Until now, every question on Lykewise had one answer. Yes, no, curious, or limit. That answer meant both "this is what I want" and "this is what I want from my partner." For a lot of questions, that is fine. But for some, it is not.
Consider a question like "play with others outside this dynamic." You might not want that for yourself but be completely comfortable with your partner pursuing it. Or the reverse -- you want it for yourself but you are not okay with them doing the same. A single yes or no cannot capture that. You are forced to pick the answer that is least wrong, and the result is a match that does not quite mean what either person thinks it means.
This comes up more than you might expect. Poly and ENM dynamics are full of these asymmetries. So are D/s relationships, where one person's role might mean they want different things for themselves versus what they want from the other person. Even outside of power dynamics, people often have preferences about their own behavior that differ from what they are comfortable with in a partner.
Split answers let you address this directly. On any question, there is now a Split button. Tap it and the question expands into two rows: Me and Partner. You answer each one separately. "Me: no. Partner: yes" is now a thing you can say.

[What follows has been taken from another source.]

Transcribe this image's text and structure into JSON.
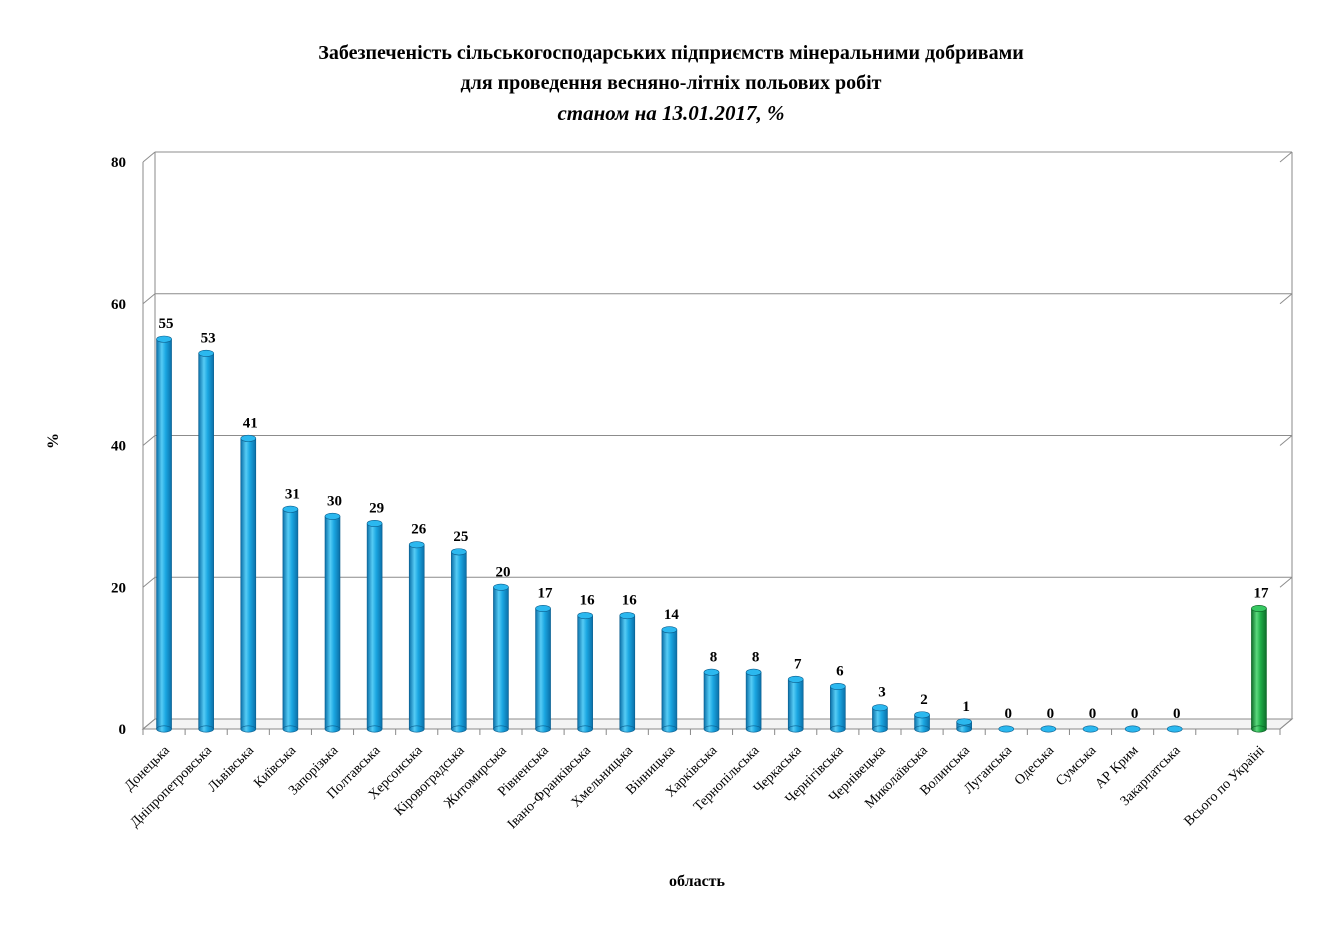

The matching engine handles all the combinations. If you split a question and the other person did not, your Me answer and your Partner answer are both checked against their single answer. If you both split, the cross-matching kicks in -- your Me is compared to their Partner, and their Me is compared to your Partner. A match means both sides are compatible, not just one.
When a match involves split answers, it shows up in the results with a split indicator so you know there is nuance worth discussing. The question matched, but the shape of the match is richer than a simple "you both said yes."

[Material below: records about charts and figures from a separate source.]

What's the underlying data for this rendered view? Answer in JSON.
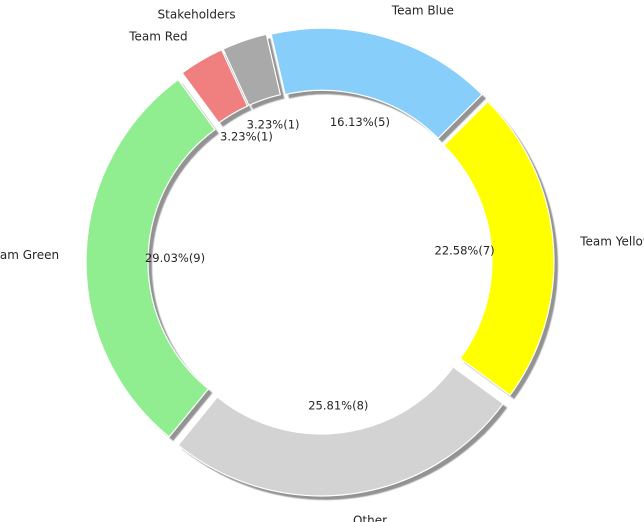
{
  "chart_data": {
    "type": "pie",
    "variant": "donut",
    "shadow": true,
    "exploded": true,
    "slices": [
      {
        "label": "Team Blue",
        "count": 5,
        "percent_text": "16.13%(5)",
        "color": "#87cefa"
      },
      {
        "label": "Stakeholders",
        "count": 1,
        "percent_text": "3.23%(1)",
        "color": "#a9a9a9"
      },
      {
        "label": "Team Red",
        "count": 1,
        "percent_text": "3.23%(1)",
        "color": "#f08080"
      },
      {
        "label": "Team Green",
        "count": 9,
        "percent_text": "29.03%(9)",
        "color": "#90ee90"
      },
      {
        "label": "Other",
        "count": 8,
        "percent_text": "25.81%(8)",
        "color": "#d3d3d3"
      },
      {
        "label": "Team Yellow",
        "count": 7,
        "percent_text": "22.58%(7)",
        "color": "#ffff00"
      }
    ]
  }
}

Here are some scenarios where splitting helps.
Exhibitionism. You love being watched but have no interest in watching. Your partner loves watching but would not want to be watched. Without splitting, you both say yes and match -- but the match hides the fact that your interests are perfectly complementary rather than identical. With splitting, the match captures the actual dynamic.

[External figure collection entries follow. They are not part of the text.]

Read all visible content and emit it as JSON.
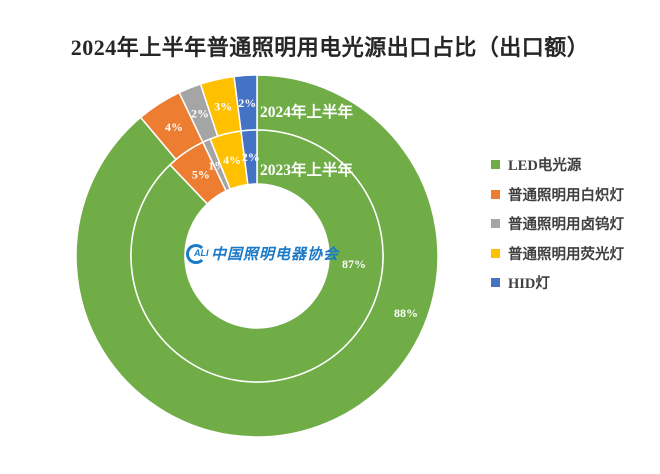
{
  "title": "2024年上半年普通照明用电光源出口占比（出口额）",
  "logo": {
    "mark": "ALI",
    "text": "中国照明电器协会"
  },
  "legend": [
    {
      "label": "LED电光源",
      "color": "#70AD47"
    },
    {
      "label": "普通照明用白炽灯",
      "color": "#ED7D31"
    },
    {
      "label": "普通照明用卤钨灯",
      "color": "#A5A5A5"
    },
    {
      "label": "普通照明用荧光灯",
      "color": "#FFC000"
    },
    {
      "label": "HID灯",
      "color": "#4472C4"
    }
  ],
  "ring_labels": {
    "outer": "2024年上半年",
    "inner": "2023年上半年"
  },
  "chart_data": {
    "type": "pie",
    "subtype": "doughnut-multi-ring",
    "title": "2024年上半年普通照明用电光源出口占比（出口额）",
    "categories": [
      "LED电光源",
      "普通照明用白炽灯",
      "普通照明用卤钨灯",
      "普通照明用荧光灯",
      "HID灯"
    ],
    "colors": [
      "#70AD47",
      "#ED7D31",
      "#A5A5A5",
      "#FFC000",
      "#4472C4"
    ],
    "series": [
      {
        "name": "2024年上半年",
        "ring": "outer",
        "values": [
          88,
          4,
          2,
          3,
          2
        ],
        "labels": [
          "88%",
          "4%",
          "2%",
          "3%",
          "2%"
        ]
      },
      {
        "name": "2023年上半年",
        "ring": "inner",
        "values": [
          87,
          5,
          1,
          4,
          2
        ],
        "labels": [
          "87%",
          "5%",
          "1%",
          "4%",
          "2%"
        ]
      }
    ],
    "unit": "%",
    "legend_position": "right",
    "start_angle": "12 o'clock, clockwise"
  }
}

Sharing details with others. You are private about your dynamic but your partner is more open. You would rather they did not share details, but they are fine with you keeping things to yourself. This is not a yes-or-no question for either of you -- it depends on whose behavior you are talking about.
Social play. You enjoy group settings but your partner prefers one-on-one. You are fine with them preferring one-on-one. They are fine with you enjoying groups. A single answer forces both of you to pick a side when the reality is that you are each comfortable with the asymmetry.
Dating others. In ENM contexts, "are you interested in dating other people" and "are you comfortable with your partner dating other people" are genuinely different questions. Split answers let you treat them that way without the question list needing to ask both versions separately.
Service and caregiving. You want to provide service but do not want to receive it. Your partner wants to receive but does not want to provide. A unified yes from both of you looks like a match, but it misses the complementary structure. Splitting captures it.
For most questions, you will not need this. If your answer for yourself and your answer about your partner are the same -- which they usually are -- just answer normally. The Split button is there when you need it, invisible when you do not. Your existing answers and saved defaults are unaffected.
The default behavior has not changed. Splitting is entirely opt-in, per question, per person. If you never tap Split, everything works exactly as before. And if you split a question and later change your mind, Unsplit collapses it back to a single answer.
This is one of those features that matters most for people who already know they need it. If you have ever stared at a question and thought "it depends on whether you mean me or them" -- that is what this is for.